The court will assess, through expert examination, whether the attack was a purely external and unavoidable event, or one facilitated by the company's security deficiencies. If multiple parties are at fault, the damages may be apportioned among the attacker, shipowner, carrier, port operator, and service provider according to their respective degrees of fault and causality.
XV. Conclusion
In maritime affairs, cybersecurity has evolved from being merely an IT issue for technical experts to a matter of maritime law directly affecting seaworthiness, carrier's duty of care, shipowner's liability, port security, personal data protection, and insurance relationships.
The fact that a cyberattack is carried out by a third party does not automatically absolve the owner or carrier of responsibility.

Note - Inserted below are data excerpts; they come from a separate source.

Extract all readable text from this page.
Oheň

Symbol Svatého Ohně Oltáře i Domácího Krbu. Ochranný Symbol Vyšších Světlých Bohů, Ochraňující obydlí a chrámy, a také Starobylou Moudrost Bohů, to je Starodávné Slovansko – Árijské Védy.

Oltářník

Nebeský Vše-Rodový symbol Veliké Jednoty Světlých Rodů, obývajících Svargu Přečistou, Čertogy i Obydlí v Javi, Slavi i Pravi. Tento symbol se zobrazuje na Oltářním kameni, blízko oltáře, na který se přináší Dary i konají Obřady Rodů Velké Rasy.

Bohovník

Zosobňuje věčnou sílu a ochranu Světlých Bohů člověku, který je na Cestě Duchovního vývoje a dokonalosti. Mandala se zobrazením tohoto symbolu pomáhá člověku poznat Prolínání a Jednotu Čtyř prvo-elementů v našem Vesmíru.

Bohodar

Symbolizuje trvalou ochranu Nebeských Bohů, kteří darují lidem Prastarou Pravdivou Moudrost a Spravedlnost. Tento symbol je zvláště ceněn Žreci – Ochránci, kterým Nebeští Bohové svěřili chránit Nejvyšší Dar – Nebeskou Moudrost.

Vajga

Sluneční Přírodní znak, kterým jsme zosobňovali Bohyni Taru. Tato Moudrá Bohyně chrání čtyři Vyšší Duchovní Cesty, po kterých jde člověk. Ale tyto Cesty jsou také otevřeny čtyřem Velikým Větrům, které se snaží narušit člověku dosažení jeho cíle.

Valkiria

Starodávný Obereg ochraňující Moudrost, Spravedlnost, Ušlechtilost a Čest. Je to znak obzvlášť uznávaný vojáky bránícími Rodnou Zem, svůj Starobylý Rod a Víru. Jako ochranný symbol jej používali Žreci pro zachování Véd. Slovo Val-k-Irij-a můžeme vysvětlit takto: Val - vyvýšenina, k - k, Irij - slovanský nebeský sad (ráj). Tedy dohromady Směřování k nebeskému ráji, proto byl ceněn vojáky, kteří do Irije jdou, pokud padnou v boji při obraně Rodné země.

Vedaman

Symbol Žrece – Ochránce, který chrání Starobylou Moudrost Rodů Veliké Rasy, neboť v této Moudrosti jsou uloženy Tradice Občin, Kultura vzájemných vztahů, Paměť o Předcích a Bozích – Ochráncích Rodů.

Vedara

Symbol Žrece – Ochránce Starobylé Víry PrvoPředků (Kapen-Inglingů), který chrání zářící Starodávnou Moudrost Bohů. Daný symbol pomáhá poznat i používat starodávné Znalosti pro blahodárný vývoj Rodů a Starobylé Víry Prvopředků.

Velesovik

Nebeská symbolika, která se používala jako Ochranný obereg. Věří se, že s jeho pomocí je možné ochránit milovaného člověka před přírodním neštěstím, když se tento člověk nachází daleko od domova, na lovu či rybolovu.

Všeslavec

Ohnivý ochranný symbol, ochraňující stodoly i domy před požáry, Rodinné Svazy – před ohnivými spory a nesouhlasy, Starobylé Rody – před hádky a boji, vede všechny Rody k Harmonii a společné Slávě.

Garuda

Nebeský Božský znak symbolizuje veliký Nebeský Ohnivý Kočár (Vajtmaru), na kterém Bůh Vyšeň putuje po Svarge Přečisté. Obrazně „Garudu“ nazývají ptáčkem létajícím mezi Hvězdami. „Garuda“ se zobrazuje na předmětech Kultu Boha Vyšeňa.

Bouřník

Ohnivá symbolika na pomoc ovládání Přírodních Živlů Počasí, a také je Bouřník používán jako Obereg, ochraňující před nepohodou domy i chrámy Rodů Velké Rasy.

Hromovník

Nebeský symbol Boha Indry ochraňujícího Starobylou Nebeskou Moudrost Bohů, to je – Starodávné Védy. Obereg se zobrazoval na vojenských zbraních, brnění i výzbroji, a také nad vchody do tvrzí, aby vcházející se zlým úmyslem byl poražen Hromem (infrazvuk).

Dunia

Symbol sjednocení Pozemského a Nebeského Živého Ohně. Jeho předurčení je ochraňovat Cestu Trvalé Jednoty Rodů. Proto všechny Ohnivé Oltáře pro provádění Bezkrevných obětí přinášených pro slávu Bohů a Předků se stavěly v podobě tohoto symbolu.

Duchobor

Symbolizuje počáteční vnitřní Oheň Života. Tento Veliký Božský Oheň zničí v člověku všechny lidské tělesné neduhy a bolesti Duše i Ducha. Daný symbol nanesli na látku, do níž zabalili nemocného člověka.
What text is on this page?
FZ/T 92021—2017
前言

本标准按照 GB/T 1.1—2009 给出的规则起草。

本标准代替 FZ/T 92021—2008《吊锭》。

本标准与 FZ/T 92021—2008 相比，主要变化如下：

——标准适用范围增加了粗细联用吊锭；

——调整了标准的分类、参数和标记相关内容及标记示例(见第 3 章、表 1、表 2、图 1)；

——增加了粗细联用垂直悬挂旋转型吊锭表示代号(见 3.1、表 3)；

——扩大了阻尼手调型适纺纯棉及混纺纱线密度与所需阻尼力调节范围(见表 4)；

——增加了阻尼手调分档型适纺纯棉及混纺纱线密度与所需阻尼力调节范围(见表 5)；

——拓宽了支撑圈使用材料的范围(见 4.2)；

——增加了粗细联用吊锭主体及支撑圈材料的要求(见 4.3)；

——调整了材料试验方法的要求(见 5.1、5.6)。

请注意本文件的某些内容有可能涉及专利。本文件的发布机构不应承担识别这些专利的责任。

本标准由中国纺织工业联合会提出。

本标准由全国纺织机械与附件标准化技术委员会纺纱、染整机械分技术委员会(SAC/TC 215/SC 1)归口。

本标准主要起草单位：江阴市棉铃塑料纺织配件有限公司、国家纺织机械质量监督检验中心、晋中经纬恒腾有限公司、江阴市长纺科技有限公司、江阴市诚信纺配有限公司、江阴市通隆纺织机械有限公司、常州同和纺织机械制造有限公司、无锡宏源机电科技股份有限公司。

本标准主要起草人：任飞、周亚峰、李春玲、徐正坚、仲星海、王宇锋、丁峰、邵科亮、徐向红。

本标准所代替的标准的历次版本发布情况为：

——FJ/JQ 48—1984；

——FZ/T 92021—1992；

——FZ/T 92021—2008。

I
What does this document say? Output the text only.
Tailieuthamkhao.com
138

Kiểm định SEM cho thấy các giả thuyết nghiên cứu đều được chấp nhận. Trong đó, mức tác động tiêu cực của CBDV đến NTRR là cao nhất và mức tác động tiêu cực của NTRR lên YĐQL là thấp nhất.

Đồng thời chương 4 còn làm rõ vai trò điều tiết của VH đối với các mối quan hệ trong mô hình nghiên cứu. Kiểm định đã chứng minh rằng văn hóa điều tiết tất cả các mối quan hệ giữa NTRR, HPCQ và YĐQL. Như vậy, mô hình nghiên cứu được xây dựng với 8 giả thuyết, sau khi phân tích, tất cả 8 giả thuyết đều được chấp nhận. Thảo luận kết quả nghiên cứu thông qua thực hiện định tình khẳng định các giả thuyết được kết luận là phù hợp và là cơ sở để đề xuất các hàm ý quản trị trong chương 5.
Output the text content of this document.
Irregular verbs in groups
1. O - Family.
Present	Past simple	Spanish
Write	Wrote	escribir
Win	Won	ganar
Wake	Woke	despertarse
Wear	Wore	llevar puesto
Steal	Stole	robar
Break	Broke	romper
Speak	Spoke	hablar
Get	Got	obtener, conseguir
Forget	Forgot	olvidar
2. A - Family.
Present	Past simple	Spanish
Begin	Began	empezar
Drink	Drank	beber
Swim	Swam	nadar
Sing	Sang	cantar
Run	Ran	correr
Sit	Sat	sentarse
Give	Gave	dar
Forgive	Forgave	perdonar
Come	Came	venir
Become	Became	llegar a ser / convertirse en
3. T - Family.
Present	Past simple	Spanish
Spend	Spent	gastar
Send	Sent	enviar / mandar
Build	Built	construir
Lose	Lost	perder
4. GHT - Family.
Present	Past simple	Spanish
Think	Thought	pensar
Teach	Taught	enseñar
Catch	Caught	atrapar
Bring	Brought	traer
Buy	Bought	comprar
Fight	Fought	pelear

It should be investigated whether the business has taken known threats into account, created a system inventory, kept its software up-to-date, isolated its networks, trained its personnel, and has an effective incident response plan.
Cyber vulnerabilities that significantly affect a ship's navigation, machinery, or cargo systems may render the ship unseaworthy, unfit for voyage, or unfit for cargo, depending on the specific circumstances. If the cargo is lost, damaged, or delayed as a result of a cyber attack, the carrier's liability under the Turkish Commercial Code arises. Furthermore, if the ship causes damage to another ship or port facility, the shipowner may be liable to third parties.
Effective management of cyber risks requires the combined application of technical and legal measures. Including cyber risk assessment in safety management systems, identifying critical systems, conducting regular testing and updates, maintaining manual backups, providing personnel training, developing incident response plans, and including clear liability clauses in contracts are of fundamental importance.
In conclusion, cybersecurity is not a secondary IT expense for maritime businesses; it is a mandatory duty of care required for the safe operation of the vessel and the proper fulfillment of its transportation obligations. As reliance on digital systems increases, cyberresilience will become an integral part of the classic understanding of seaworthiness.